We first experienced Canon’s Dual-pixel AF system on Canon’s EOS 70D camera and were very impressed by its performance in video. Canon’s latest flagship, the 5D Mark IV, brings dual-pixel RAW support to images.
The dual-pixel sensor that Canon uses essentially splits the pixels in half. One-half is used to assist focus while the other is used like a regular pixel. This system is supposed to be very similar in function to our eyes. Normal digital cameras treat the scene as a still image, even when recording video.
This is fine for video, but how does it help photos?
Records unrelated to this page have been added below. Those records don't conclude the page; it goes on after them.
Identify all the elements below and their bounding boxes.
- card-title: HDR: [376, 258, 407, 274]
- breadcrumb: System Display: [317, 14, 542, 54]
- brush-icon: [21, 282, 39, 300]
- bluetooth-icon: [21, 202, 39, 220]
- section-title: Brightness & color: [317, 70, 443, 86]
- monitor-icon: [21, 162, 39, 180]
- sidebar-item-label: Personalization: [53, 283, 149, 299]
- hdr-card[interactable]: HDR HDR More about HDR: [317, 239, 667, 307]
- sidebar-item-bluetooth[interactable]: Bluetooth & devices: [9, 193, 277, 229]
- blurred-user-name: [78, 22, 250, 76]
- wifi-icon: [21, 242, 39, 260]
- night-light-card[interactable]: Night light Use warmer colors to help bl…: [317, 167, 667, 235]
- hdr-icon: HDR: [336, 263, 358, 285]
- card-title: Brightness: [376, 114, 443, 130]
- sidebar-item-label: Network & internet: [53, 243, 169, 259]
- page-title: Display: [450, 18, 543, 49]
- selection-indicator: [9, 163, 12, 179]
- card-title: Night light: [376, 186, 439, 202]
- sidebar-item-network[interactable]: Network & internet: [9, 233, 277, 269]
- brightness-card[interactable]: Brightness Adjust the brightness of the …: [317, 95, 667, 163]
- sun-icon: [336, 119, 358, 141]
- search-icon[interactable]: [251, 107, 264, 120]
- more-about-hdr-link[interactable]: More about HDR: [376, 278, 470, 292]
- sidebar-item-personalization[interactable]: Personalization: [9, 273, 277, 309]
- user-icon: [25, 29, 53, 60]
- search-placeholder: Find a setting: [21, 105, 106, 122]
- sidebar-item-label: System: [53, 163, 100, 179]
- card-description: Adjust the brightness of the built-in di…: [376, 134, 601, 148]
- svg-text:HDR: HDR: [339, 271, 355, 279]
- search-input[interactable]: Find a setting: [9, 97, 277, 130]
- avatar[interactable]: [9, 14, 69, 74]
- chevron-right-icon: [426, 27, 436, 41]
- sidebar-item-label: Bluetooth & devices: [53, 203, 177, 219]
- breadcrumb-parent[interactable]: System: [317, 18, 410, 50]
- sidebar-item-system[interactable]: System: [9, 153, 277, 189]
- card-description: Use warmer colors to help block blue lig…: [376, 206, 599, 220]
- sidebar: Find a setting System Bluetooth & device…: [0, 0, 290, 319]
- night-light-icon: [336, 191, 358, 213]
Canon’s dual-pixel RAW format captures some amount of depth data, the same that’s used for processing focus. With the right tools, Canon’s Digital Photo Professional software in this case, one’s images stand to benefit greatly.
Canon says that the benefits of dual-pixel RAW are three-fold:
- Image focus can now be fine-tuned after snapping the image. ‘Fine-tuned’ is the keyword here. You can’t just switch focus to another subject entirely, as on the Lightroom, but you can adjust the focus as you would when you slightly adjust the focus ring on your lens.
- The second advantage is something called bokeh shift, where you can shift the background a little bit to the right or left if you so desire.
- The last advantage is that apparently, certain types of lens-flare can be drastically reduced.
The only problem with dual-pixel RAW is that it’s currently unsupported by any commercial software other than Canon’s own Digital Photo Professional. Adobe has, however, told Cnet that they’re working on Lightroom support for the format.
There’s no word yet on Photoshop support.